16 de maio de 2019 . 13:24

No Mérito: Estética e ética, a arte de uma juíza

A juíza do TRT-1 (Tribunal Regional do Trabalho da 1ª Região) Edna Kauss sempre se interessou pelas artes visuais. Mas foi a partir da aposentadoria, em 2000, que ela reativou a paixão artística e se profissionalizou. Na nova carreira, a magistrada já apresentou suas obras em exposições no Brasil, nos Estados Unidos, na França e em Portugal.

“Sempre tive aptidão para as artes. Atuo nesta área desde 1987, mas tinha que compartilhar com a vida profissional como advogada e, depois, magistrada. Ficava muito difícil. Recomecei após a aposentadoria. Fui para a Escola de Artes Visuais do Parque Lage cursar história da arte e oficinas de esculturas. Não é uma atividade para distrair ou passar o tempo. Me envolvi com o estudo da arte e a execução de obras, sempre em três dimensões.
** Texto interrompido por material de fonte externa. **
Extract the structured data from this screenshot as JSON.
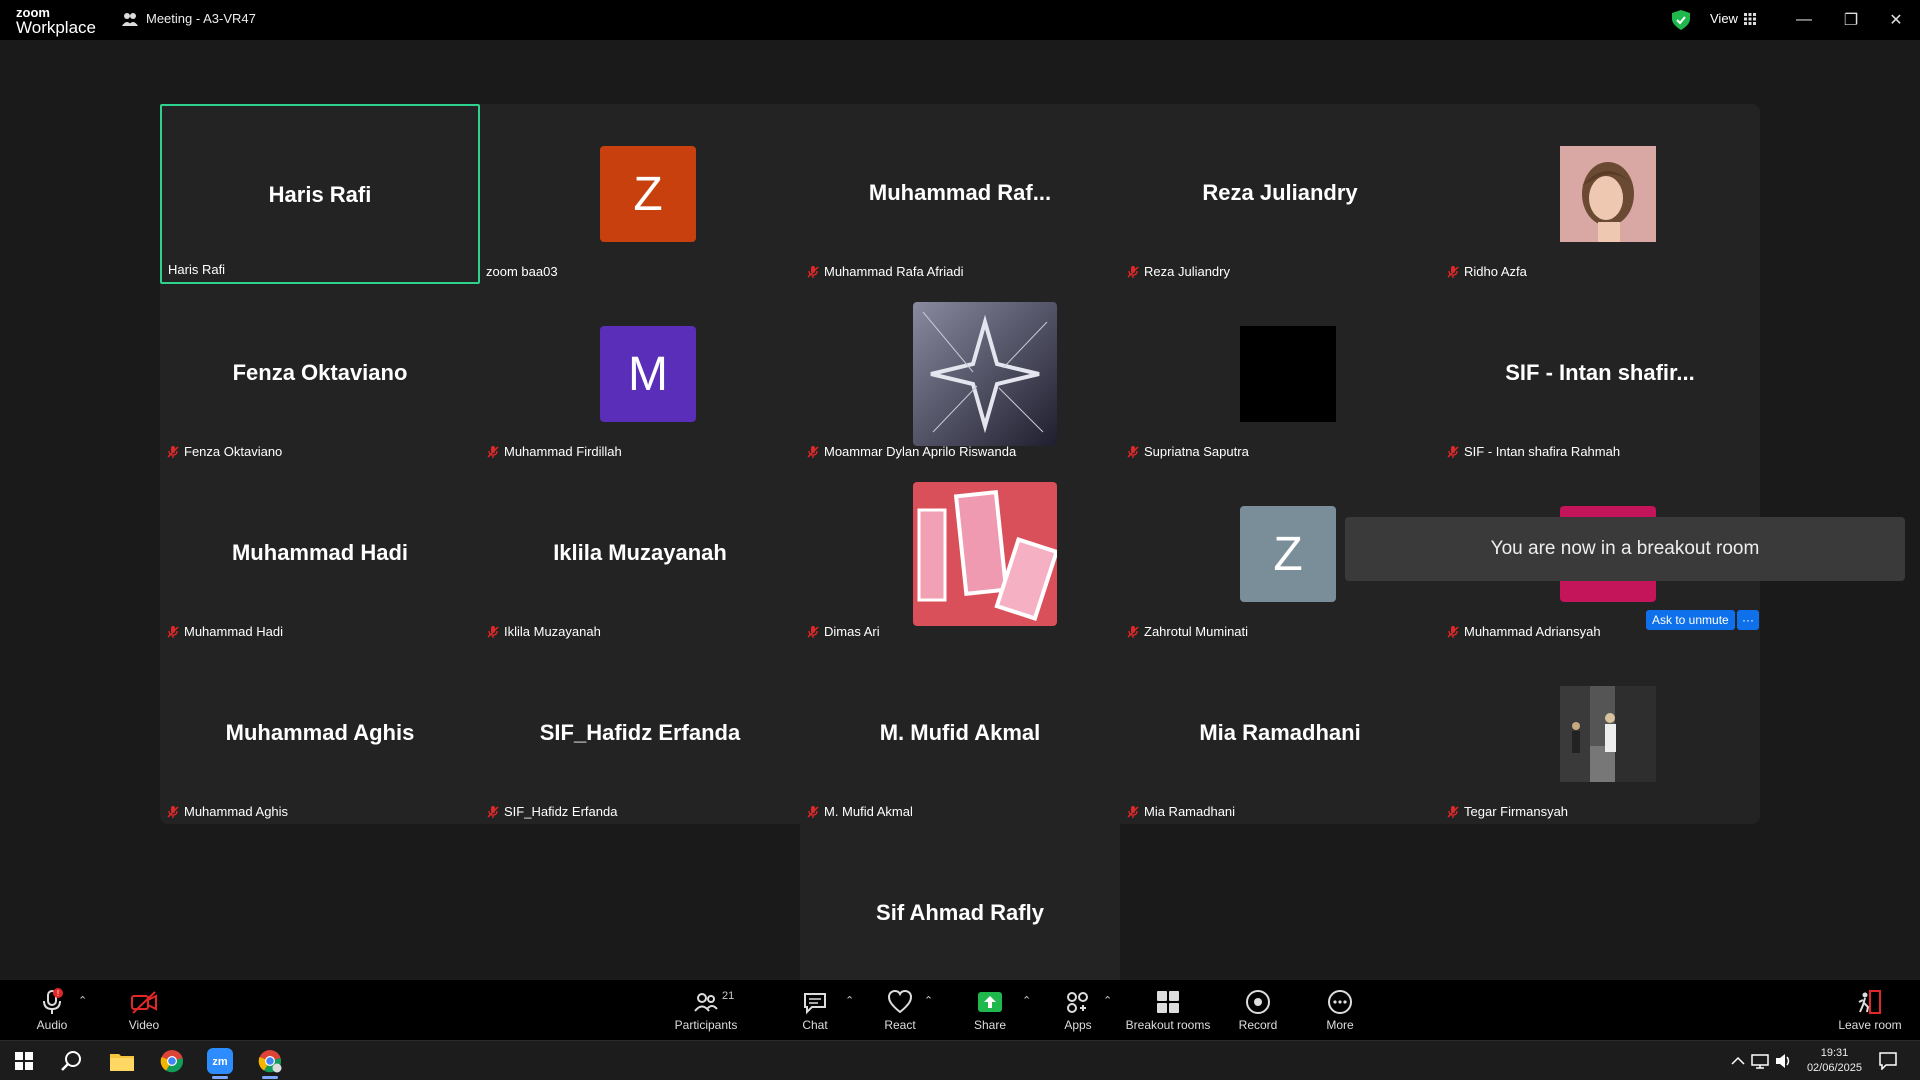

Hoje, trabalho com arte”, disse.

A criação artística de Edna Kauss sempre esteve ligada à tridimensionalidade. Desde 2007, ela se dedica a trabalhos com luz. A artista afirma não ter habilidades para desenhar e pintar. Segundo Edna, seu trabalho é um exercício mental.

“Não posso expressar minha visão artística pelo que eu não sei. Elaboro minhas obras mentalmente. Trabalho muito com maquetes. Conheço o espaço onde vou expor, meço tudo e reproduzo em escala menor. Depois conto com um profissional que me auxilia na montagem da obra. Minhas obras são majoritariamente geométricas, construtivistas e minimalistas.”

A juíza começou apresentando suas obras em exposições coletivas, entre 2004 e 2007. Participou de mostras na Medialia Gallery (Nova York), Universidade das Artes da Filadélfia e Faculdade de Belas Artes da Universidade de Lisboa. Em 2008, promoveu sua primeira exposição individual, “De Dentro para Fora”, no Centro Cultural da Justiça Federal (CCJF), no Rio de Janeiro.

Obra "Percurso Luminoso" foi exposta no Centro Cultural da Justiça Federal, no Rio de Janeiro. Foto: Tania Bonin

“Ocupei a grande galeria do Centro Cultural, um salão de 528m³. Esta ocupação, que usou todas as dimensões da galeria, do piso às paredes e ao teto, consumiu cerca de 80 metros lineares de lâmpadas eletroluminescentes de 2,5 milímetros de diâmetro. Até hoje uso essas lâmpadas, também na forma de fitas, para compor meus trabalhos”, afirmou.

Edna Kauss já promoveu quatro exposições individuais e participou de cerca de 20 mostras coletivas, entre elas a “Panor’Almas”, há três anos, na Galerie La Vitrine A.M., em Paris. “Além da ocupação do espaço expositivo, num diálogo com a arquitetura local, tenho mais recentemente executado quadros em que as lâmpadas são, digamos, costuradas num suporte firme, como o MDF, formando desenhos. É talvez a maneira que encontrei de pintar uma tela.” Edna também se expressa artisticamente como designer de joias. Ainda nos anos 80, após estudar design e execução de joias no Atelier Marcio Mattar, fez exposições coletivas.

Obras refletem temas sociais

Além de se preocupar com a estética, Edna Kauss também faz questão de jogar luz sobre temas sociais. Na exposição “Luz na Cela”, em 2015, a artista tratou da degradante privação de liberdade. Na mostra “Indícios”, que ficou exposta de julho a agosto de 2018 no Paço Imperial, ela abordou um dos temas mais latentes na sociedade brasileira atual, a restrição de direitos.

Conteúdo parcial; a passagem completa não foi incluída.